Proses terjadinya labio
palatoshcizis yaitu ketika kehamilan trimester I dimana terjadinya gangguan
oleh karena beberapa penyakit seperti virus. Pada trimester I terjadi proses
perkembangan pembentukan berbagai organ tubuh dan pada saat itu terjadi
kegagalan dalam penyatuan atau pembentukan jaringan lunak atau tulang selama
fase embrio.
Apabila terjadinya kegagalan
dalam penyatuan proses nasal medical dan maxilaris maka dapat mengalami labio
shcizis (sumbing bibir) dan proses penyatuan tersebut akan terjadi pada usia
6-8 minggu. Kemudian apabila terjadi kegagalan penyatuan pada susunan palato
selama masa kehamilan 7-12 minggu, maka dapat mengakibatkan sumbing pada palato
(palato shcizis).
C.
Kategori dan Hambatan
Bibir sumbing merupakan cacat
bawaan yang sudah tampak sejak bayi dilahirkan. Ciri-cirinya jelas sekali; akan
tampak pada bibir bayi ada sumbingnya/celahnya atau terbelah, baik satu sisi
atau dua sisi. Karena penampakannya yang nyata, cacat bibir sumbing berbeda dengan
cacat lain yang kerap tak kelihatan seperti Hirschprung's (kelainan yang
ditandai dengan menggembungnya usus besar).
1. Kategori
Bibir sumbing dikategorikan dalam
lima jenis yaitu :
a) Kategori sederhana
atau tidak lengkap; bila terbelahnya tidak seluruh ketinggian bibir, misal
hanya 1/3 bibir.
b) Bibir sumbing
lengkap; bila terbelahnya pada seluruh ketinggian bibir.
c) Bibir sumbing satu sisi;
bila hanya sebelah kiri atau kanan saja.
d) Bibir sumbing dua
sisi; bila terbelahnya pada dua sisi bibirnya.
e) Bibir Sumbing biila
disertai terbelahnya/sumbing pada gusi dan langit-langit.
2.
Hambatan
Yang jelas, secara fisik bibir
sumbing akan mempengaruhi fungsi bibir tersebut. Pada bayi, fungsi bibir adalah
untuk mengisap atau menyusu. Jadi, dengan adanya bibir sumbing maka fungsi
mengisap akan berkurang. Dikhawatirkan intake makanan akan berkurang, yang akan
mempengaruhi status gizinya.
Selain itu, fungsi bibir untuk
membentuk bunyi. Dengan adanya bibir sumbing, pengeluaran beberapa huruf akan
terganggu, umpamanya huruf "m", "p", "b". Bahkan,
bibir sumbing pun bisa mengakibatkan suara menjadi sengau. Hal itu akibat
adanya kebocoran aliran udara, sebagian ke mulut dan sebagian bocor ke rongga
hidung. Tapi, ini hanya terjadi pada langit-langit sumbing.
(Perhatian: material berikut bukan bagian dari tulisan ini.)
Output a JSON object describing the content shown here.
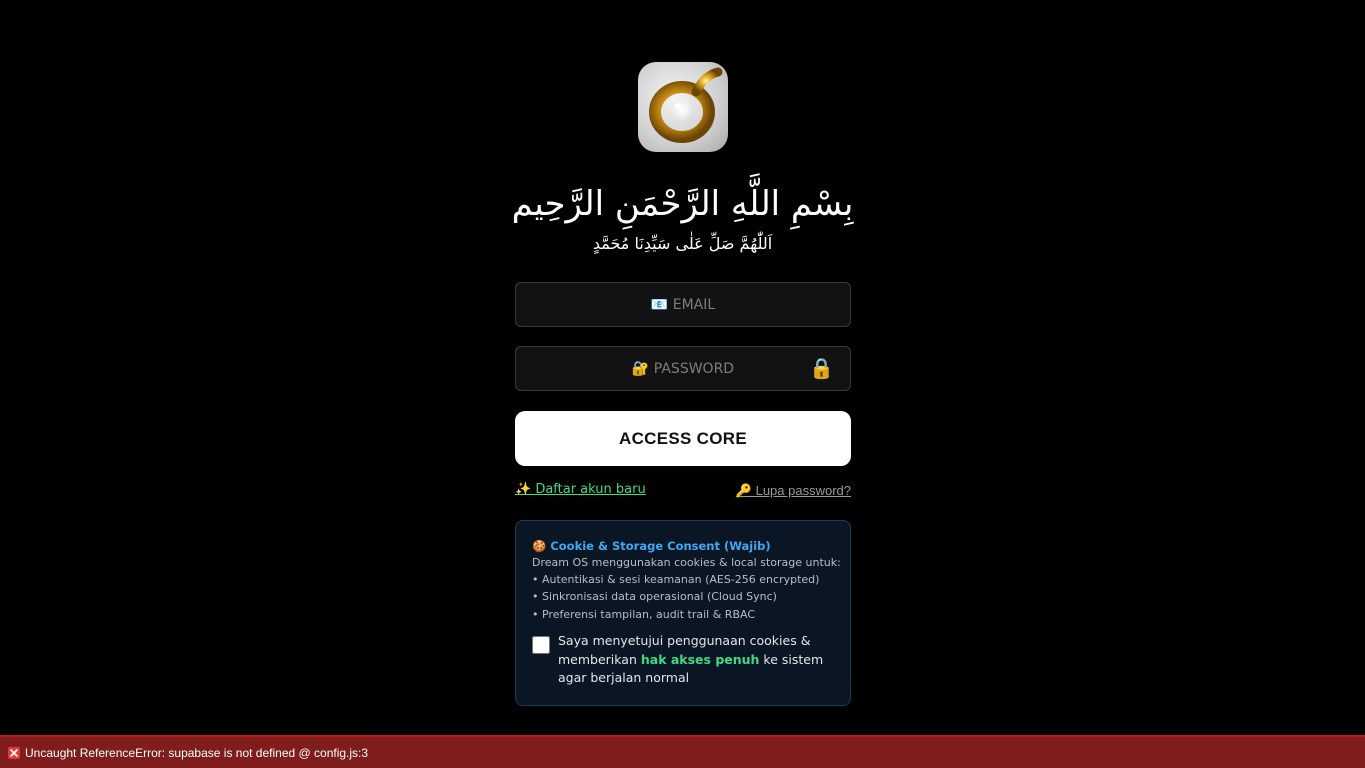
{
  "app": {
    "logo_icon": "golden-d-ring-logo-icon",
    "accent_color": "#3ddc84"
  },
  "header": {
    "bismillah": "بِسْمِ اللَّهِ الرَّحْمَنِ الرَّحِيم",
    "salawat": "اَللّٰهُمَّ صَلِّ عَلٰى سَيِّدِنَا مُحَمَّدٍ"
  },
  "login": {
    "email_placeholder": "📧 EMAIL",
    "email_value": "",
    "password_placeholder": "🔐 PASSWORD",
    "password_value": "",
    "password_toggle_icon": "🔒",
    "submit_label": "ACCESS CORE",
    "register_link": "✨ Daftar akun baru",
    "forgot_link": "🔑 Lupa password?"
  },
  "consent": {
    "title": "🍪 Cookie & Storage Consent (Wajib)",
    "lines": [
      "Dream OS menggunakan cookies & local storage untuk:",
      "• Autentikasi & sesi keamanan (AES-256 encrypted)",
      "• Sinkronisasi data operasional (Cloud Sync)",
      "• Preferensi tampilan, audit trail & RBAC"
    ],
    "agree_prefix": "Saya menyetujui penggunaan cookies & memberikan ",
    "agree_highlight": "hak akses penuh",
    "agree_suffix": " ke sistem agar berjalan normal",
    "checked": false,
    "title_color": "#3ea8f0"
  },
  "error": {
    "icon": "close-icon",
    "message": "Uncaught ReferenceError: supabase is not defined @ config.js:3",
    "bar_color": "#7f1d1d"
  }
}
Dipandang dari segi kejiwaan,
bila bibir sumbing dibiarkan atau tidak dilakukan penanganan/operasi, maka akan
menimbulkan rasa rendah diri atau minder pada si penderita. Apalagi saat si anak
memasuki usia sekolah dan seterusnya. Ini akan mengurangi rasa percaya diri,
sehingga ia kurang produktif, dan akan menghambat karirnya di masyarakat,.
D.
Penatalaksanaan
Upaya pencegahan bibir sumbing
pada bayi yang akan dilahirkan, secara teori dapat dilakukan dengan terapi
genetik. Tapi secara praktek belum dapat dilaksanakan. Sebetulnya dalam usia
kehamilan lewat 6 bulan cacat bibir sumbing sudah dapat dideteksi. Secara teori,
penanganan atau operasi intra uterine dapat dilakukan dengan segala
kerumitannya. Diharapkan hasil operasinya akan bagus sekali. Sayang, dalam
praktek belum dapat diterapkan karena tingkat kerumitan dan risikonya sangat
tinggi.
Dengan demikian pencegahan baru
dilakukan pada tahap genetic counselling, berupa penerangan kepada pasangan
yang akan membentuk rumah tangga. Inipun baru dalam tahap anjuran. Sampai saat
ini pemeriksaan genetik memang dilakukan dengan konseling, meneliti sejauh mana
turunan ke atasnya, karena itu akan memungkinkan terjadinya cacat bawaan yang
kita pun tak bisa tahu. Jadi, lebih untuk kesiapan mental bila suatu
kemungkinan terjadi. Di sini konseling belum memasyarakat, tak seperti di luar
negeri yang sudah biasa.
Sedangkan terapi penanganannya
hanya bisa dilakukan dengan cara operasi. Kendati, tak seluruh wilayah
Indonesia memiliki kemampuan dan fasilitas sama untuk melakukan operasi bibir
sumbing. Fasilitas yang ada sekarang tak sebanding dengan jumlah
penderita.Jadi, misalnya dilahirkan seribu pasien bibir sumbing, yang dapat
ditangani kurang lebih 300-400 setahun. Tahun depan begitu lagi, sehingga
banyak di masyarakat terutama di daerah yang jauh dari jangkauan fasilitas yang
memadai untuk yang sulit dilakukan operasi bibir sumbing.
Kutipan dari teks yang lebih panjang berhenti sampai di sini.